Every business is exposed to risk.
Cyber Security risk can seem scary because it has the potential to tear apart your business.
It doesn’t take much imagination to consider how stories of companies being taken down by someone innocently clicking on an email could affect your company.
The 2022 Verizon DBIR reports that 82% of all incidents had a ‘human’ element, meaning that we are the single largest target for cyber criminals.

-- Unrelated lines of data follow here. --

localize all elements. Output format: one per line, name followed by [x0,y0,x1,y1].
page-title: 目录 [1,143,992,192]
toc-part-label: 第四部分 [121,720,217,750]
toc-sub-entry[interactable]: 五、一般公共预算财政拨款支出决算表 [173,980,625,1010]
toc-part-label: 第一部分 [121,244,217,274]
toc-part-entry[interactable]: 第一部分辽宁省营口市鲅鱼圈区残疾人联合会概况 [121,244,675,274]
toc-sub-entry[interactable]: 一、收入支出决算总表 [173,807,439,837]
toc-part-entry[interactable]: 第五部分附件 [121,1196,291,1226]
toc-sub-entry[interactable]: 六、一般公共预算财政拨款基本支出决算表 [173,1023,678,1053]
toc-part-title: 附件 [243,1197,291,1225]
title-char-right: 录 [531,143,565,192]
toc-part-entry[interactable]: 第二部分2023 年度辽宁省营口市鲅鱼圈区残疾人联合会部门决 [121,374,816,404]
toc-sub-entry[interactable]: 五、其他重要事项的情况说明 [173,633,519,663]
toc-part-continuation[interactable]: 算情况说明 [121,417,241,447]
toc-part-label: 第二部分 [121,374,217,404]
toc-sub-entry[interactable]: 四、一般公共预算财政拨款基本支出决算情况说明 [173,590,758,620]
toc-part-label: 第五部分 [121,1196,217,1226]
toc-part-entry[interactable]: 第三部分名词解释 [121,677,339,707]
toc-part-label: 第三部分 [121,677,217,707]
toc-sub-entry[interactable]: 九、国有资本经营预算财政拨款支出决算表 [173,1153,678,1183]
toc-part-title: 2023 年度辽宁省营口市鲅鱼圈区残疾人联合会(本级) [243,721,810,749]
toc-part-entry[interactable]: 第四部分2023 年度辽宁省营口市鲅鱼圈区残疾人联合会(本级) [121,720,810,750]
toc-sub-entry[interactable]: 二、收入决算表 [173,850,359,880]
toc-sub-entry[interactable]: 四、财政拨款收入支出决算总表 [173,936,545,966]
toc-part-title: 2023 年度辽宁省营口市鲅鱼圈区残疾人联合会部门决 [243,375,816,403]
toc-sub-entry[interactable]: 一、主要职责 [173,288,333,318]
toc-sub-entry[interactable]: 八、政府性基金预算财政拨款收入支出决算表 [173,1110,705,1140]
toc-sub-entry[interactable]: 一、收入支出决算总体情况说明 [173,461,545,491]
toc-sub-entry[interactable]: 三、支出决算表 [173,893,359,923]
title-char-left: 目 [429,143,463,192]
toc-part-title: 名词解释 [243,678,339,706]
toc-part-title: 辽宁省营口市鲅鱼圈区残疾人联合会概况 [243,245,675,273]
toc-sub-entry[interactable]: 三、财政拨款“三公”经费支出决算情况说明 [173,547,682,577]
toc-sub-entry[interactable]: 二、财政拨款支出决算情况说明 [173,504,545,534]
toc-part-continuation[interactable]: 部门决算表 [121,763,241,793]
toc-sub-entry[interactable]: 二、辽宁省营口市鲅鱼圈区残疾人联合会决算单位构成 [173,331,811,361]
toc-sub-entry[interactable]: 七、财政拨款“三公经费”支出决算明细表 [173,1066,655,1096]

The statistics aggregator Statistia estimates the 2022 losses to cyber crime at $8.44 Trillion and expects to see that rise to $23.84 Trillion by 2027.
So what’s the solution?
Central to any business is the human element. We are both the creative advantage that spurs innovation and the weakness on which criminals act.
When evaluating risks to your business, how cybersecurity services consider a human-centric design is imperative.
Let me share two quick stories.
Barbara Corcoran admitted in 2020 to loosing $388k to a single fraudulent email that purported to instruct her staff to pay an invoice. The incident involved a cyber criminal who sent an email with a misspelled address from an administrative assistant to a bookkeeper. By inserting something as simple as an email into a human-centric workflow that wasn’t hardened to attack, the risk to the organization was immediate.
The second story is one that we all share. Over the last few years of COVID-19, we have all had to adapt our professional lives, not only of where we work, but where our peers and customers work as well. It seems gone are the days where we could conveniently join in a conference room or where visiting with a customer at their office was the norm. When everyone went home to work, they took the company with them. The procedures we relied on to make much of the business world had to adapt quickly to a new paradigm. Cyber criminals were quick to adapt as well. They are very much aware that our human-centric processes are all in a state of adaption and that this allows them to assert themselves in new and unique ways.
Like the Corcoran story, cyber criminals are adept at looking for our soft spots. To turn this risk into an advantage, we must adapt as well.
Human-centric design for cyber security means looking more holistically at how humans make our businesses work, what the processes are that they need to support, and how to make them more resilient. With this knowledge, we can identify weaknesses and begin to provide mitigations.
In our workshop, we like to bring in stakeholders from around the organization to discuss the business process. More over, we like to discover and discuss the hidden processes of the organization that may represent risk. By first understanding how the organization functions we can then begin to focus on both optimization and resiliency.
A typical place to start in this process is third party risk management. As in the pandemic, we all understand how affected we can be by supply chain. Understanding how risk from this plays into our environment can go a long way toward pricing and mitigating that risk. Having a more complete view of the business processes that are supported by our vendors is just one example, and one that Ms. Corcoran learned very quickly.
Turning risk into an advantage means that if we pivot from being defined about our risk losses to using our mitigations to create a stable platform. This capability can be a competitive advantage by allowing us to take on a more adaptive and risk sensitive posture. We can absorb more change if we first know how it will affect us.
As an example of this, go back to 2019. While it may have been inconceivable that in a matter of a few days we would all abandon our offices and work from home for the next few years, some organizations were more able to pivot and some were not. Organizations with the ability to create a decentralized infrastructure were able to adapt to the new work style. From an IT perspective, this means moving the service edge closer to the user and customer, wherever they may be. From a Cyber Security perspective, this means adapting to a ‘Starbucks’ model where everyone is suddenly working from home, connecting to foreign networks as the standard and plugging any array of new devices into their corporate laptop.
Is it any wonder that ransomware cyber criminal activity is on the rise? The ability to adapt is a clear advantage and the speed of these changes appears to be accelerating.
How will you adapt and turn that risk into a business advantage?